Le mélanésien évalue l'étranger à sa capacité à troquer. Pour tout cadeau qu'il fait (noix de coco, légumes ou fruits) il s'attend à recevoir  quelque chose en échange, qu’il se refusera toujours à préciser. Boites de conserve… tee-shirt... bâton de tabac… sucre… allumettes… riz… cahiers d'école… crayons.  Vous aurez toujours la responsabilité d’évaluer votre dette et il vous sera longtemps difficile de savoir si le troc a paru équitable.
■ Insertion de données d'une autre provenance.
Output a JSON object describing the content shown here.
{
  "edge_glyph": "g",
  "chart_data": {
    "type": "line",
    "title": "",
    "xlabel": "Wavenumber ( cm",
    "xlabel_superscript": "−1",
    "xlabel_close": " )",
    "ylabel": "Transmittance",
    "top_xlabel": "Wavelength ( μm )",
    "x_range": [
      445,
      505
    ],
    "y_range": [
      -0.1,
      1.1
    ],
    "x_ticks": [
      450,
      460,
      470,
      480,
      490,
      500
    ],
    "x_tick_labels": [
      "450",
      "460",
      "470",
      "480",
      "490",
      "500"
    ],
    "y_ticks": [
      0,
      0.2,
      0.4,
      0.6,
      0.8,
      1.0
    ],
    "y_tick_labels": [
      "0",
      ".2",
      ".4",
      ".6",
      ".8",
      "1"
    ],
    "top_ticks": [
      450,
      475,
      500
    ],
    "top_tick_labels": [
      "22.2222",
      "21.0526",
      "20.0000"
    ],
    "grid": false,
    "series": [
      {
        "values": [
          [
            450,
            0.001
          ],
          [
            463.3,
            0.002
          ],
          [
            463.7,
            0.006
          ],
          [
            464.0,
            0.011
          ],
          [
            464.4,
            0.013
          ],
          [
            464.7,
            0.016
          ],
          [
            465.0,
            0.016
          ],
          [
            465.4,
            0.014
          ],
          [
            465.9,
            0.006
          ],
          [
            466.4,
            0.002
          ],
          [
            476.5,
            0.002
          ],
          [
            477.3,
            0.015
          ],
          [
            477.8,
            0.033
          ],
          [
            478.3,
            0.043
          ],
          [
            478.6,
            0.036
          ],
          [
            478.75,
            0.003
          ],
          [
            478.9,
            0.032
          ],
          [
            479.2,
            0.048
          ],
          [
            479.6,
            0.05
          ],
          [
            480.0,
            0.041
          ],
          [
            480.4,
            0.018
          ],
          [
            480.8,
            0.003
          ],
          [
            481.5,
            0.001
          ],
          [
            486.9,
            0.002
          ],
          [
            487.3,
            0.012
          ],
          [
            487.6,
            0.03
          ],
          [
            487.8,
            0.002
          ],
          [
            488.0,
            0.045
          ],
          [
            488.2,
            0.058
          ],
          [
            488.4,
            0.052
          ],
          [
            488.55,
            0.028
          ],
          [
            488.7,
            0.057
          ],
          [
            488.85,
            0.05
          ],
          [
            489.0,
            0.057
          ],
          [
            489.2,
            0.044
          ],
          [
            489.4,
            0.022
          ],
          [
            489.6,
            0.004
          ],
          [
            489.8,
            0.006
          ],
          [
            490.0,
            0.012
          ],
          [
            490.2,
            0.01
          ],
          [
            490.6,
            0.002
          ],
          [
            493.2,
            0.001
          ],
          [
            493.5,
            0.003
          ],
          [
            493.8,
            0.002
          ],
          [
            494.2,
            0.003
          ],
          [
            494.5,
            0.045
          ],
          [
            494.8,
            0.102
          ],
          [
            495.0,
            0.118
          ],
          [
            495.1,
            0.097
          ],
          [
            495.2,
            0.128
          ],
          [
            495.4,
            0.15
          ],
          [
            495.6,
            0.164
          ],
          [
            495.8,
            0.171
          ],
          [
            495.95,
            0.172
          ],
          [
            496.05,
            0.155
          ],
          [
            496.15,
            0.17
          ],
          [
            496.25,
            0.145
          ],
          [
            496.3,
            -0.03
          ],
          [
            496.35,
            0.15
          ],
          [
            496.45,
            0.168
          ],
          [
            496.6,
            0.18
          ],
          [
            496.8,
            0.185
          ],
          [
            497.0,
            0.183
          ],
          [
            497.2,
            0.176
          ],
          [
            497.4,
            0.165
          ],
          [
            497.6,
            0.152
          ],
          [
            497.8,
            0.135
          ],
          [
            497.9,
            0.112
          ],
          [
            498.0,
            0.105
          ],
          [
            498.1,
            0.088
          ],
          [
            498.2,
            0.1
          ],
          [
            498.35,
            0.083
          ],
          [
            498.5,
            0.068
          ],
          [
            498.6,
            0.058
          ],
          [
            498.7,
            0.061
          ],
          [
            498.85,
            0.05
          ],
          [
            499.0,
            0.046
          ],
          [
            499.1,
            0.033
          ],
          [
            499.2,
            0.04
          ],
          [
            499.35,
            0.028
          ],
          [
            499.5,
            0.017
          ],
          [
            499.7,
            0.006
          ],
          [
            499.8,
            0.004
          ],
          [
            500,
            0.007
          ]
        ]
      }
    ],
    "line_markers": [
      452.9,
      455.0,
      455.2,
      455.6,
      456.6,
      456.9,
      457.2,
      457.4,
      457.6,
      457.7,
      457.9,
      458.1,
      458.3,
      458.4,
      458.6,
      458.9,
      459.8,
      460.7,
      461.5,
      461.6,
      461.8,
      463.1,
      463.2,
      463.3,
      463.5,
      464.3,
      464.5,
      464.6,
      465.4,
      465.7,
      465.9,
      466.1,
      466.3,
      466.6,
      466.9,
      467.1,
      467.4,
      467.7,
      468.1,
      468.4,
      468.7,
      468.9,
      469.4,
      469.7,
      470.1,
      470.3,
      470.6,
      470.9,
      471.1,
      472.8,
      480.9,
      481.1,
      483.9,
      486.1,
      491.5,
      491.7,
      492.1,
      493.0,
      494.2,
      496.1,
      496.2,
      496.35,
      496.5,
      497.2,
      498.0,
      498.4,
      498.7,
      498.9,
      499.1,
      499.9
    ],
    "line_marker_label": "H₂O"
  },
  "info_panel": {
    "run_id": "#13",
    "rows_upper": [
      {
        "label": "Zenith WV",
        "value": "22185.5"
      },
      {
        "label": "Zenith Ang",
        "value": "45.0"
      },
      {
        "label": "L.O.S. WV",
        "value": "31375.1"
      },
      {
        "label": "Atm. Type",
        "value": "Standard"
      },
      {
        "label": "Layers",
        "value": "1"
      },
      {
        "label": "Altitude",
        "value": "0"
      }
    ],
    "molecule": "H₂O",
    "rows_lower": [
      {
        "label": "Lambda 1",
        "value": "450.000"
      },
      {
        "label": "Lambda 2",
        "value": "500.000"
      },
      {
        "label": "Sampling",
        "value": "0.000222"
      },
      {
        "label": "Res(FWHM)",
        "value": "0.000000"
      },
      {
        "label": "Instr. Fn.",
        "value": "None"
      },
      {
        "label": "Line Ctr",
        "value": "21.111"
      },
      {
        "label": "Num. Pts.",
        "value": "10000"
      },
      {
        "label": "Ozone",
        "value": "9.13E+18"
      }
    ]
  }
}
On s’en tire généralement en essayant de retenir le prix des choses au marché,  pour avoir un ordre de grandeur des valeurs échangées.

Il est par ailleurs souvent conseillé d’attendre la visite d’une pirogue pour lui demander la permission de débarquer et s’informer des conditions d’accès à terre. Beaucoup de tabous coutumiers sont attachés à des endroits inattendus, partout dans la nature. Tel sentier est réservé aux femmes, tel endroit est habité par les ancêtres et interdit d’accès. Rien ne l’indique à nos yeux occidentaux et enfreindre le tabou est très mal accepté par la population. Même les jardins ne sont pas toujours reconnaissables à nos yeux occidentaux et il est très facile de se retrouver piétinant des cultures sans s’en apercevoir. C'est pourquoi quand vous visitez un village, il est courant qu'on vous attribue un guide pour vous permettre d'éviter les impairs.

 

Vao, notre première approche d'un  village francophone. 
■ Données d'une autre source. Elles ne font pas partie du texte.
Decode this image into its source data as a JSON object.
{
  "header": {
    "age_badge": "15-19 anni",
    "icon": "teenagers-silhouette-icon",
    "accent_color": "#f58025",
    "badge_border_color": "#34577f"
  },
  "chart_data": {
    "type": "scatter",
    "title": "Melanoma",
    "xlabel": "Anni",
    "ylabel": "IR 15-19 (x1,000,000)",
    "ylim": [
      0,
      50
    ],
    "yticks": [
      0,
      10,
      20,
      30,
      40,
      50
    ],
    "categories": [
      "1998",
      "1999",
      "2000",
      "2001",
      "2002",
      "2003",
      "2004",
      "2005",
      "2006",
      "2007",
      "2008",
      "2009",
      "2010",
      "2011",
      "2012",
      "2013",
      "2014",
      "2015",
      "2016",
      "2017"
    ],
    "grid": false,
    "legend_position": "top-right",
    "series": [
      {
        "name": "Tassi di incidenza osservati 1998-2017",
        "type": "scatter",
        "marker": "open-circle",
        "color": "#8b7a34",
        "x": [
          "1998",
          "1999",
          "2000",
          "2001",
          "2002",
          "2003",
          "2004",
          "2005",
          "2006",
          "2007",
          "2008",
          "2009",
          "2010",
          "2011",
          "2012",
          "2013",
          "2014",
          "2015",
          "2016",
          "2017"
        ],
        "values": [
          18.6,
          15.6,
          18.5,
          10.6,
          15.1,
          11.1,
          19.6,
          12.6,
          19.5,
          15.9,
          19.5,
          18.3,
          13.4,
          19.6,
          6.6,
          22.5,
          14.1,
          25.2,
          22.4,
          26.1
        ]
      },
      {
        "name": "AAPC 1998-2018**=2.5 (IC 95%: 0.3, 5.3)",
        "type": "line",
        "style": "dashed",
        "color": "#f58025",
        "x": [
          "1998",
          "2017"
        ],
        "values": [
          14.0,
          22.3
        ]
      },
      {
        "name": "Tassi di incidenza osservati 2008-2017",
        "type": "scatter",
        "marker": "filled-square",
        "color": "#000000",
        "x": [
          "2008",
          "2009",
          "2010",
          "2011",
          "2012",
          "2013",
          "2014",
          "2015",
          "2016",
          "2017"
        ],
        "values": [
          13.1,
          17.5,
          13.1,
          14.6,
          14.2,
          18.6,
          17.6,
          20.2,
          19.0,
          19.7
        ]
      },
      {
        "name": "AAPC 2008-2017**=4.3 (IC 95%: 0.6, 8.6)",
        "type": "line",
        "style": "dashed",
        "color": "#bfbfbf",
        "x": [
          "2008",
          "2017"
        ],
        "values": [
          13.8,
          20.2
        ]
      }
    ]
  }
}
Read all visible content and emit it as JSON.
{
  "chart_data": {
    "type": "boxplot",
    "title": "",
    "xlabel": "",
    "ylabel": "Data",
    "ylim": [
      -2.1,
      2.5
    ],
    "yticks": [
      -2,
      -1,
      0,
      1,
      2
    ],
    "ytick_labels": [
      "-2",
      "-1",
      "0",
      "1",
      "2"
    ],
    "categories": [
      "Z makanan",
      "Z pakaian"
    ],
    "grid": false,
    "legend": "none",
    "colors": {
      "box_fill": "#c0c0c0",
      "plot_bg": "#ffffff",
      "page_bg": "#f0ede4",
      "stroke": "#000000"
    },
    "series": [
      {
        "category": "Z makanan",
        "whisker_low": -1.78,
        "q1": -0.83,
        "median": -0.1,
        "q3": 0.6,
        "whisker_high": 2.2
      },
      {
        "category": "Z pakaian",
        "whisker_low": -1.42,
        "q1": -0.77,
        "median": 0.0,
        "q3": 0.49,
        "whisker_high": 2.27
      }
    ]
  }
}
Sur notre route vers le Nord, le long de la côte est de Malekula, nous croisons l'île de Vao devant laquelle nous mouillons pour une nuit. C'est une petite île très peuplée, située à un demi mille de la côte et comme nous sommes dimanche, à notre arrivée beaucoup d'enfants jouent dans ou au bord de l'eau. Rapidement, ils sont nombreux à  s'organiser pour trouver une pirogue et venir nous saluer.

Comme c'est une île francophone, la communication sera plus  facile et nous pourrons longtemps discuter le bout de gras avec nos visiteurs. Nous apprendrons ainsi que l'équipe locale a remporté le championnat de football du Vanuatu et que ce soir on fait la fête au village pour célébrer cette victoire.Ils nous parleront aussi des échanges scolaires qui existent entre les écoles francophones du pays et certaines écoles de Nouvelle Calédonie. (Nous en avions déjà entendu parler à l'île des pins).
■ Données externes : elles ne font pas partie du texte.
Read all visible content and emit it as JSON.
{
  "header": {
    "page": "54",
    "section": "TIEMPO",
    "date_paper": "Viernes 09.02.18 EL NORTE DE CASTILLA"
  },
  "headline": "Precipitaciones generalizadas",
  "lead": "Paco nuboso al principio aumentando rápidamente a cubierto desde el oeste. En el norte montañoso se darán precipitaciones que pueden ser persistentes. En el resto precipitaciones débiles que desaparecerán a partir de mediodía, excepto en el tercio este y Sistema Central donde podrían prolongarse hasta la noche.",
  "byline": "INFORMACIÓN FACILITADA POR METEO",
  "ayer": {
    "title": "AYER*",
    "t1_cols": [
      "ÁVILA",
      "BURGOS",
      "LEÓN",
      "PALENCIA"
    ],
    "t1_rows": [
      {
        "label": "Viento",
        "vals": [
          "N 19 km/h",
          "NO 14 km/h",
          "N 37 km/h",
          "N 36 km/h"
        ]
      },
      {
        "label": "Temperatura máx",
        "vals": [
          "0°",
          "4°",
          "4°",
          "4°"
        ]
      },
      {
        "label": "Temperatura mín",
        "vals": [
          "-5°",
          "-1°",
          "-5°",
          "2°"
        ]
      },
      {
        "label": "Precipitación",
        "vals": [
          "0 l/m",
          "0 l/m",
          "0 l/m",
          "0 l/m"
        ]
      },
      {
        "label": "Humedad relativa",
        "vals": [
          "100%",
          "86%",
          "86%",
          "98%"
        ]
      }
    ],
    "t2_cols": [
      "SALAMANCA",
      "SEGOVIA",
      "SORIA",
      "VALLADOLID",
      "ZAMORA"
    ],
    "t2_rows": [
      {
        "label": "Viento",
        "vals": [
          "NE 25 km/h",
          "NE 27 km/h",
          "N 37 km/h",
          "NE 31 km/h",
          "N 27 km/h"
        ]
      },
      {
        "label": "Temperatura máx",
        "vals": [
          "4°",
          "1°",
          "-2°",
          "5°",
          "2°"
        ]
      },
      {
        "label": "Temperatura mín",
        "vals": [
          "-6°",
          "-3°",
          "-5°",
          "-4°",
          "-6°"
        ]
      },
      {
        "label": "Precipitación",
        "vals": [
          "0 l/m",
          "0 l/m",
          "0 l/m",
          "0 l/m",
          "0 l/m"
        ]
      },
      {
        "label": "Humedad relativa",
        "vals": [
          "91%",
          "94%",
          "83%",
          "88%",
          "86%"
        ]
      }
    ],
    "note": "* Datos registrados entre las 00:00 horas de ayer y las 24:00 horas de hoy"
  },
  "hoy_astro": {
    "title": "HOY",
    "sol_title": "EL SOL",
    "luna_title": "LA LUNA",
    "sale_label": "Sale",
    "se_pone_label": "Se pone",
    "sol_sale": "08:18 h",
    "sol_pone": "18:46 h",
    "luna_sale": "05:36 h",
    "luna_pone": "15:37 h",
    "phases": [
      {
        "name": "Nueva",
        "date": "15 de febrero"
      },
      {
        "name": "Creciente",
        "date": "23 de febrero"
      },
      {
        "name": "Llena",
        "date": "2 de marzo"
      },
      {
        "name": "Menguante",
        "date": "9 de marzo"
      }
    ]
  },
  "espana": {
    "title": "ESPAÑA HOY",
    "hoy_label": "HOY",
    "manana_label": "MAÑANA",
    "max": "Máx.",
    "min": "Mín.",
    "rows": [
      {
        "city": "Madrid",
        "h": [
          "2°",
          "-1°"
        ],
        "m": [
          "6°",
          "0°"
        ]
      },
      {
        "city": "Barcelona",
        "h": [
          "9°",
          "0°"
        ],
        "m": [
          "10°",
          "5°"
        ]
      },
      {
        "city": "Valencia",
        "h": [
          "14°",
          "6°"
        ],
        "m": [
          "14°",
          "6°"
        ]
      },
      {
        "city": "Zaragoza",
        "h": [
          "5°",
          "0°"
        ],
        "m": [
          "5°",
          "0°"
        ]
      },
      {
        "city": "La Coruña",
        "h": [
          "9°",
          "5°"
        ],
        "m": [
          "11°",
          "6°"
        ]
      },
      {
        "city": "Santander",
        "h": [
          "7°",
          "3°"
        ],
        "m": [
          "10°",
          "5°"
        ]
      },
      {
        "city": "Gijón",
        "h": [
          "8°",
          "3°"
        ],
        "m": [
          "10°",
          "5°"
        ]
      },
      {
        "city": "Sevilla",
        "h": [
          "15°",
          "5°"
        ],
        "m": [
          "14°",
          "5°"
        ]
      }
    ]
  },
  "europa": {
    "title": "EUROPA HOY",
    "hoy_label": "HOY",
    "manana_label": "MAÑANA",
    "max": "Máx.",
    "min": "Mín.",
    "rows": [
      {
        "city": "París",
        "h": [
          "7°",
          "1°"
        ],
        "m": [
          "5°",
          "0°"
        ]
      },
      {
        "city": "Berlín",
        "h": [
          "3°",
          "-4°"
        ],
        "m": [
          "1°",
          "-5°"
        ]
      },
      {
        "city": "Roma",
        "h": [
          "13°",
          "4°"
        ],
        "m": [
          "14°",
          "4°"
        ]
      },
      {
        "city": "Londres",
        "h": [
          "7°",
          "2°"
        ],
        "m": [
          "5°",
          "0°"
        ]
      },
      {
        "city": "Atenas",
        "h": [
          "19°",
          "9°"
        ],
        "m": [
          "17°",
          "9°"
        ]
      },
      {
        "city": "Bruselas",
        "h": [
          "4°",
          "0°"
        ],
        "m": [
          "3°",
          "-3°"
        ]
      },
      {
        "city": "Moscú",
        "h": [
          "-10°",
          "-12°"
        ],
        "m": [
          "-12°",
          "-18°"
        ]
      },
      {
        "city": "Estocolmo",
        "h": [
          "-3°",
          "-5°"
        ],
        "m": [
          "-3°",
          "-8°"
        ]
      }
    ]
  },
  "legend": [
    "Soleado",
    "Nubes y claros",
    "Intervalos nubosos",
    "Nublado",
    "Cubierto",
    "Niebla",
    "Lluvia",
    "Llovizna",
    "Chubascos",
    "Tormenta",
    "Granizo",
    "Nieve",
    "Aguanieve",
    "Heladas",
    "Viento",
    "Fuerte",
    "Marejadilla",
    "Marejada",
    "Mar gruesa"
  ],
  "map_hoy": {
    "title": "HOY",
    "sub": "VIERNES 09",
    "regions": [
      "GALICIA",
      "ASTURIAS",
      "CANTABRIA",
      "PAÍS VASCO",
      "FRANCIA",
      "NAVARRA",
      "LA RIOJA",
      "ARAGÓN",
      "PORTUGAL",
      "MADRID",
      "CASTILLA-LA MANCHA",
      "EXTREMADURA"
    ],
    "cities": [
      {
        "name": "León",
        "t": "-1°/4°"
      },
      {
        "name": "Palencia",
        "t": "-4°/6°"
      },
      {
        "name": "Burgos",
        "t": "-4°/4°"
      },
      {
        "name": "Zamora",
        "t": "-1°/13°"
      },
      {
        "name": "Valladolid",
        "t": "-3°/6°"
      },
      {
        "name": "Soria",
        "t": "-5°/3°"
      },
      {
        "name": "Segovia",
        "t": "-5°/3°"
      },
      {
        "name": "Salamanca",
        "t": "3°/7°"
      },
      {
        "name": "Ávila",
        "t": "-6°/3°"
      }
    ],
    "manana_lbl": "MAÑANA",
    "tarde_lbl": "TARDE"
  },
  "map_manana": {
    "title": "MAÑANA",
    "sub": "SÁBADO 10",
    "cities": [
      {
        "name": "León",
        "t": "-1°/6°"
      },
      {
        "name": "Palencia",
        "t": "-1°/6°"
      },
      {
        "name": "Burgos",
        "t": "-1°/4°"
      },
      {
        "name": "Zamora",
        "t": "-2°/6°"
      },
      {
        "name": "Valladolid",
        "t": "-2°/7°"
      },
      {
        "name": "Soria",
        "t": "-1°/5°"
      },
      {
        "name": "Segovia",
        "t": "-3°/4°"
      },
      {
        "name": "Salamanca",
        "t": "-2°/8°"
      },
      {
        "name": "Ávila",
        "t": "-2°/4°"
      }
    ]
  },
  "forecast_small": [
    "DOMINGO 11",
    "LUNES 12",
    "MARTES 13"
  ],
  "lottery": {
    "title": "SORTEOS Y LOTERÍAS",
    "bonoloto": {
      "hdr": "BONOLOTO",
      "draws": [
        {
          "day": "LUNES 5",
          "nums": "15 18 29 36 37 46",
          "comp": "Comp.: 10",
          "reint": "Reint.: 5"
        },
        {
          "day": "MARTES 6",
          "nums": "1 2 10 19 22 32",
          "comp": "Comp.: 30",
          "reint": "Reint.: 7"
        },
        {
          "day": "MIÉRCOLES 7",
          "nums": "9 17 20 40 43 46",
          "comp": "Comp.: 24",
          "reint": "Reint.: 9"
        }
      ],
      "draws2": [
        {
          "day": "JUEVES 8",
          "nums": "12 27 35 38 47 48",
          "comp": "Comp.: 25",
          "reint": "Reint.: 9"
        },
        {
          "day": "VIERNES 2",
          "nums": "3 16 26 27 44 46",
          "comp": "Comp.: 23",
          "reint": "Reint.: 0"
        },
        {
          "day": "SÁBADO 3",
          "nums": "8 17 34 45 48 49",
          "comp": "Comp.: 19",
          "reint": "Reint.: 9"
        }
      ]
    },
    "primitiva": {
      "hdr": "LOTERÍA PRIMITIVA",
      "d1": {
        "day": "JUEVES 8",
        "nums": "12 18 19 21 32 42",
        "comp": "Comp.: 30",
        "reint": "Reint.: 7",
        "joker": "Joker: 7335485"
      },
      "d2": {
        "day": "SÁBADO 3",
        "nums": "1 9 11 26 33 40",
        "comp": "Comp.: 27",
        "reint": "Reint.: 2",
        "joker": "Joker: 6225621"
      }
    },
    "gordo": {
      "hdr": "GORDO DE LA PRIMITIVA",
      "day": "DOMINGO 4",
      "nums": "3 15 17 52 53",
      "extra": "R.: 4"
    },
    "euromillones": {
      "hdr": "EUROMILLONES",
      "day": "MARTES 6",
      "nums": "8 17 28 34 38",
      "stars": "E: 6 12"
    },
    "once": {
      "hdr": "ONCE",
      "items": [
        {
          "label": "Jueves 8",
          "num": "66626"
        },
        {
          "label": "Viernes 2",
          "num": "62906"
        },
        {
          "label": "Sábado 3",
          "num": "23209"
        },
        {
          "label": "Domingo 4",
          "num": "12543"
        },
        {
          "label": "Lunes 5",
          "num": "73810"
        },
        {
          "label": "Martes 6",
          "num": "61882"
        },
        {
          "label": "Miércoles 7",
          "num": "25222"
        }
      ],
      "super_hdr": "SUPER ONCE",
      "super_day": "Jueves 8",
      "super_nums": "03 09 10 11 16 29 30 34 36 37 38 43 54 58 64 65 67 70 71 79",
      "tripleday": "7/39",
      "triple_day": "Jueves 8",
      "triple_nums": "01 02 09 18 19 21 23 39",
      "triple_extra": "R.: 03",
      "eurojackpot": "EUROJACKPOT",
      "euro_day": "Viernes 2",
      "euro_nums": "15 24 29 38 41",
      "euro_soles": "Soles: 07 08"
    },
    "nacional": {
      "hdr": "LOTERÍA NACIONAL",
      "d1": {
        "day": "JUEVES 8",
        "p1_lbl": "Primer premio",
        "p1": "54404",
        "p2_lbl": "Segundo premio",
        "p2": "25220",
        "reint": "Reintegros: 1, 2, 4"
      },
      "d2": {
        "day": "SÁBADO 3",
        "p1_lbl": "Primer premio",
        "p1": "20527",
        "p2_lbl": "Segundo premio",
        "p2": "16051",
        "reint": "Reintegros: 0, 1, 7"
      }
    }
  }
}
La jeune fille qui nous parle de ça doit en bénéficier d'ici quelques mois. Elle nous parle des rapports magnifiques qu'on faits les groupes précédents de leur séjour à l'île des pins et elle est très impatiente de réaliser ce rêve: Elle n'est encore jamais partie de Malekula et la simple perspective de découvrir Port-Vila la fait rêver; alors la Nouvelle Calédonie…  

Nous avons été très étonnés de la qualité du français parlé par ces enfants, comme par la plupart des Ni-Vans qui s'adressent à nous dans notre langue. L'abondance du vocabulaire, l'absence d'accent, la correction de la grammaire et de la diction… Parfois ce ne serait guère mieux si c'était vraiment leur langue maternelle.

 

Santo,  la grande ile,  tout au nord de notre tour du Vanuatu. 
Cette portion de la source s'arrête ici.